Nella lunga intervista rilasciata al quotidiano sportivo, non poteva di certo mancare un riferimento a Mario Balotelli e Carlos Tevez, due giocatori che dopo essere stati compagni al City, il prossimo anno si sfideranno nel campionato italiano: «Beh, i gol di Mario ci sono mancati, però da tempo avevo capito che in Inghilterra non stava più bene. Lui, come Suarez, era stato preso di mira dagli avversari, dagli arbitri, dal pubblico. Certo, lui non ha fatto niente per evitare certe situazioni… Lite? Vi giuro, non era successo niente. Partitella cinque contro quattro, decisi di giocare perché eravamo dispari e quando ho visto che Mario aveva colpito un suo compagno con un calcio gli ho detto di allontanarsi. Trenta secondi di scontro verbale sono diventati un caso che non esisteva. E’ un giocatore straordinario, a 17 anni gli ho consegnato l’Inter, a 21 l’ho portato in Premier, sapete che tipo di rapporto ho con lui: gli voglio bene, aveva bisogno di rientrare a casa e io gli ho consentito di lasciare Manchester con sei mesi di anticipo. Non l’ho più sentito da quando è andato al Milan. Tevez? Colpo straordinario della Juve, che qualcuno sta sottovalutando. Con Carlos ha messo ancora parecchia distanza tra lei e le rivali da scudetto. Con Tevez farà meglio anche in Champions. In Italia l’argentino diventerà un giocatore decisivo. Io l’avrei tenuto al City: con Aguero e Cavani. Rapporti difficili? Si rifiutò di entrare a Monaco contro il Bayern, per me il giorno dopo il caso era chiuso. Lo chiamai a casa e gli dissi di chiedere scusa a tutti. Lui non lo fece, ma fu consigliato malissimo. Tevez è un bravo ragazzo, a quell’epoca fu montato e fu spinto ad avere certi atteggiamenti. Rientrò dopo qualche mese e fu decisivo per lo scudetto».

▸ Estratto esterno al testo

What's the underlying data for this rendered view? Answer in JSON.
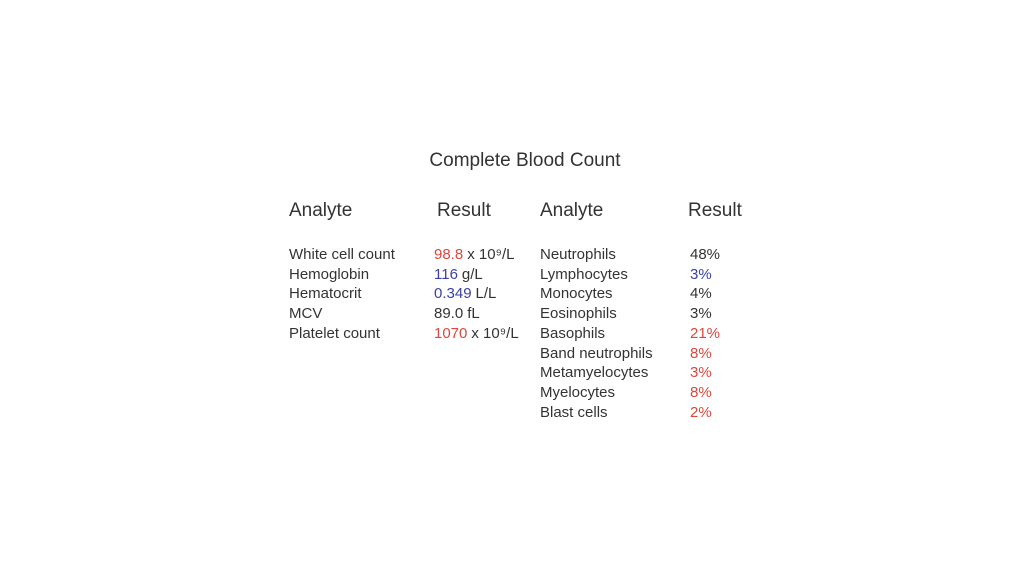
{
  "title": "Complete Blood Count",
  "left_table": {
    "headers": [
      "Analyte",
      "Result"
    ],
    "rows": [
      {
        "analyte": "White cell count",
        "result": "98.8",
        "unit": "x 10⁹/L",
        "color": "#e0463c"
      },
      {
        "analyte": "Hemoglobin",
        "result": "116",
        "unit": "g/L",
        "color": "#3b3fa6"
      },
      {
        "analyte": "Hematocrit",
        "result": "0.349",
        "unit": "L/L",
        "color": "#3b3fa6"
      },
      {
        "analyte": "MCV",
        "result": "89.0",
        "unit": "fL",
        "color": "#333333"
      },
      {
        "analyte": "Platelet count",
        "result": "1070",
        "unit": "x 10⁹/L",
        "color": "#e0463c"
      }
    ]
  },
  "right_table": {
    "headers": [
      "Analyte",
      "Result"
    ],
    "rows": [
      {
        "analyte": "Neutrophils",
        "result": "48%",
        "color": "#333333"
      },
      {
        "analyte": "Lymphocytes",
        "result": "3%",
        "color": "#3b3fa6"
      },
      {
        "analyte": "Monocytes",
        "result": "4%",
        "color": "#333333"
      },
      {
        "analyte": "Eosinophils",
        "result": "3%",
        "color": "#333333"
      },
      {
        "analyte": "Basophils",
        "result": "21%",
        "color": "#e0463c"
      },
      {
        "analyte": "Band neutrophils",
        "result": "8%",
        "color": "#e0463c"
      },
      {
        "analyte": "Metamyelocytes",
        "result": "3%",
        "color": "#e0463c"
      },
      {
        "analyte": "Myelocytes",
        "result": "8%",
        "color": "#e0463c"
      },
      {
        "analyte": "Blast cells",
        "result": "2%",
        "color": "#e0463c"
      }
    ]
  }
}
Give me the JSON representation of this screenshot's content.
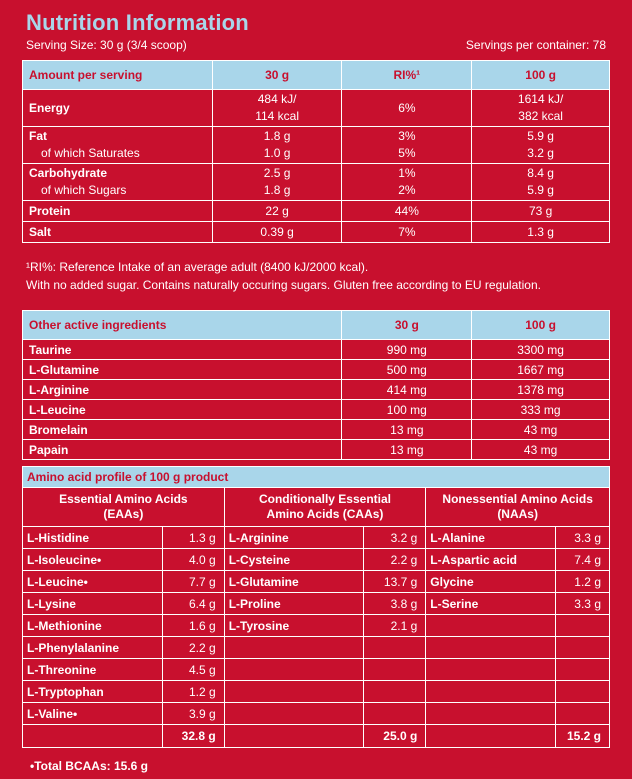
{
  "header": {
    "title": "Nutrition Information",
    "serving_size": "Serving Size: 30 g (3/4 scoop)",
    "servings": "Servings per container: 78"
  },
  "nutrition": {
    "headers": [
      "Amount per serving",
      "30 g",
      "RI%¹",
      "100 g"
    ],
    "energy": {
      "label": "Energy",
      "a1": "484 kJ/",
      "a2": "114 kcal",
      "ri": "6%",
      "b1": "1614 kJ/",
      "b2": "382 kcal"
    },
    "fat": {
      "label": "Fat",
      "sub": "of which Saturates",
      "a1": "1.8 g",
      "a2": "1.0 g",
      "r1": "3%",
      "r2": "5%",
      "b1": "5.9 g",
      "b2": "3.2 g"
    },
    "carb": {
      "label": "Carbohydrate",
      "sub": "of which Sugars",
      "a1": "2.5 g",
      "a2": "1.8 g",
      "r1": "1%",
      "r2": "2%",
      "b1": "8.4 g",
      "b2": "5.9 g"
    },
    "protein": {
      "label": "Protein",
      "a": "22 g",
      "ri": "44%",
      "b": "73 g"
    },
    "salt": {
      "label": "Salt",
      "a": "0.39 g",
      "ri": "7%",
      "b": "1.3 g"
    }
  },
  "notes": {
    "line1": "¹RI%: Reference Intake of an average adult (8400 kJ/2000 kcal).",
    "line2": "With no added sugar. Contains naturally occuring sugars. Gluten free according to EU regulation."
  },
  "active": {
    "headers": [
      "Other active ingredients",
      "30 g",
      "100 g"
    ],
    "rows": [
      {
        "name": "Taurine",
        "a": "990 mg",
        "b": "3300 mg"
      },
      {
        "name": "L-Glutamine",
        "a": "500 mg",
        "b": "1667 mg"
      },
      {
        "name": "L-Arginine",
        "a": "414 mg",
        "b": "1378 mg"
      },
      {
        "name": "L-Leucine",
        "a": "100 mg",
        "b": "333 mg"
      },
      {
        "name": "Bromelain",
        "a": "13 mg",
        "b": "43 mg"
      },
      {
        "name": "Papain",
        "a": "13 mg",
        "b": "43 mg"
      }
    ]
  },
  "amino": {
    "caption": "Amino acid profile of 100 g product",
    "groups": [
      {
        "l1": "Essential Amino Acids",
        "l2": "(EAAs)"
      },
      {
        "l1": "Conditionally Essential",
        "l2": "Amino Acids (CAAs)"
      },
      {
        "l1": "Nonessential Amino Acids",
        "l2": "(NAAs)"
      }
    ],
    "rows": [
      [
        {
          "n": "L-Histidine",
          "v": "1.3 g"
        },
        {
          "n": "L-Arginine",
          "v": "3.2 g"
        },
        {
          "n": "L-Alanine",
          "v": "3.3 g"
        }
      ],
      [
        {
          "n": "L-Isoleucine•",
          "v": "4.0 g"
        },
        {
          "n": "L-Cysteine",
          "v": "2.2 g"
        },
        {
          "n": "L-Aspartic acid",
          "v": "7.4 g"
        }
      ],
      [
        {
          "n": "L-Leucine•",
          "v": "7.7 g"
        },
        {
          "n": "L-Glutamine",
          "v": "13.7 g"
        },
        {
          "n": "Glycine",
          "v": "1.2 g"
        }
      ],
      [
        {
          "n": "L-Lysine",
          "v": "6.4 g"
        },
        {
          "n": "L-Proline",
          "v": "3.8 g"
        },
        {
          "n": "L-Serine",
          "v": "3.3 g"
        }
      ],
      [
        {
          "n": "L-Methionine",
          "v": "1.6 g"
        },
        {
          "n": "L-Tyrosine",
          "v": "2.1 g"
        },
        {
          "n": "",
          "v": ""
        }
      ],
      [
        {
          "n": "L-Phenylalanine",
          "v": "2.2 g"
        },
        {
          "n": "",
          "v": ""
        },
        {
          "n": "",
          "v": ""
        }
      ],
      [
        {
          "n": "L-Threonine",
          "v": "4.5 g"
        },
        {
          "n": "",
          "v": ""
        },
        {
          "n": "",
          "v": ""
        }
      ],
      [
        {
          "n": "L-Tryptophan",
          "v": "1.2 g"
        },
        {
          "n": "",
          "v": ""
        },
        {
          "n": "",
          "v": ""
        }
      ],
      [
        {
          "n": "L-Valine•",
          "v": "3.9 g"
        },
        {
          "n": "",
          "v": ""
        },
        {
          "n": "",
          "v": ""
        }
      ]
    ],
    "totals": [
      "32.8 g",
      "25.0 g",
      "15.2 g"
    ],
    "bcaa": "•Total BCAAs: 15.6 g"
  }
}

Infine una battuta su quello che sarà il futuro dell’ex numero 10 blucerchiato, che ha voglia di tornare subito ad allenare: «Psg? Certo, si tratta di un grande club, ma non ho avuto nessun contatto. Per la seconda volta, dopo quarant’anni di lavoro, mi fermo e ne avevo bisogno. Monaco? Mai stato contattato. Ha un grande allenatore, Ranieri, che merita di gestire la squadra in serie A dopo il successo nel campionato cadetto. Tornare in Italia? No, vorrei fare ancora qualche esperienza all’estero. Liga o Premier, chissà: mi metto alla finestra e aspetto con serenità. Roma? No, mai avuto un contatto diretto. E’ un grande club, dal prestigio assoluto, che sta cercando di ricostruire un ciclo. Un’avventura che avrebbe avuto un suo fascino, non lo nego… Mai dire mai. Avrei preso in considerazione una proposta interessante».